I also seem to have resurrected my blog jinx. In one of my recent entries, I mentioned that I had had a good twisting and binding day. Yesterday, though, I was barely getting to mid-palm on some of my Marichyasanas, even the ones that I have been able to bind my wrist on for some time now.
But, I did have a really good back bending day (away damn jinx). My arms felt really straight and I was trying pretty hard to shift my weight as far out over my shoulders as I could. When I did my stand up (just one, I wasn't trying to be greedy), my feet never budged. No shift of the toes out to the side. No steps back or forward for balance. Came right up. Simple and sweet, just like those gumby girls do all the time.
Today I was scheduled to assist a partner in the OR all day, but her last two cases got cancelled. We finished the only case by 10:30 so I called my clinic schedulers and told them I was going to take the afternoon off. I then scooted back up north and went to the noon First series prep class. I got there about 45 minutes early but the studio door was unlocked. There was somebody there that was just finishing their practice. She let me come in and do some stretching before my class started. I was back in cautious exploration mode. Standing in the OR that morning had made my low back even stiffer than it had felt when I got up this morning. This was low back tightness that impacted twisting and, to a lesser degree, forward bending more than back bending.
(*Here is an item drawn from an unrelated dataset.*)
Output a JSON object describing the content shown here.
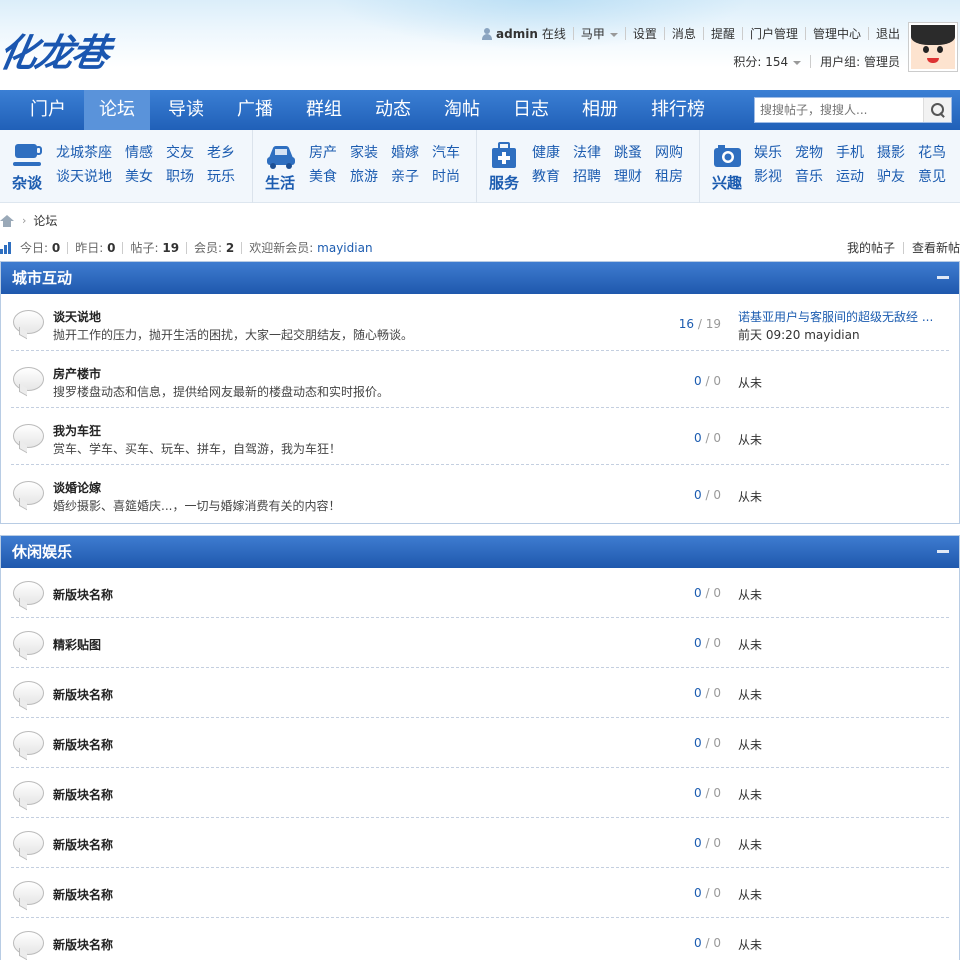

The poses that felt the edgiest were Ardha Baddha Padma Paschimottanasana and Marichyasana C. Janu A didn't feel too bad at all, which I thought it would if the discomfort were to be due to SI joint issues. Who knows what I really did. Hopefully it will become as moot as last week's twinge.
Last night we watched that show where they completely rebuild someone's home for them. My kids and wife love these makeover shows. This was the season opener and it was a two hour show about a guy who lives about three miles from us. He is a recent widower, his wife died four years ago. He has eight kids and the nine of them all lived in a tiny three bedroom, one bathroom home. It was a very emotional show. The local community really came together to help the show bring the thing off. They scraped the house and rebuilt a huge (4600 sq ft) new home in just seven days. The contractor who did the building, an acquaintance of the family from church or something, had never even built a home before. His business was commercial construction: building banks and mini-malls and stuff. It was just amazing how great a job they all did, the people from the show, the contractors and builders, the volunteers, the neighbors. If you get a chance to see it or tape it, I'd recommend it. Not that often that you get to see such pure, honest goodness.
Full moon tomorrow. Maybe this time I'll heed the astrological warnings and avoid practice. Maybe. We'll see how it feels tomorrow. Besides, the kids and I have to shop for a present for my lovely wife. Her birthday is on Wednesday. How old is she? Old enough to bring her shins to her head and her head to her feet.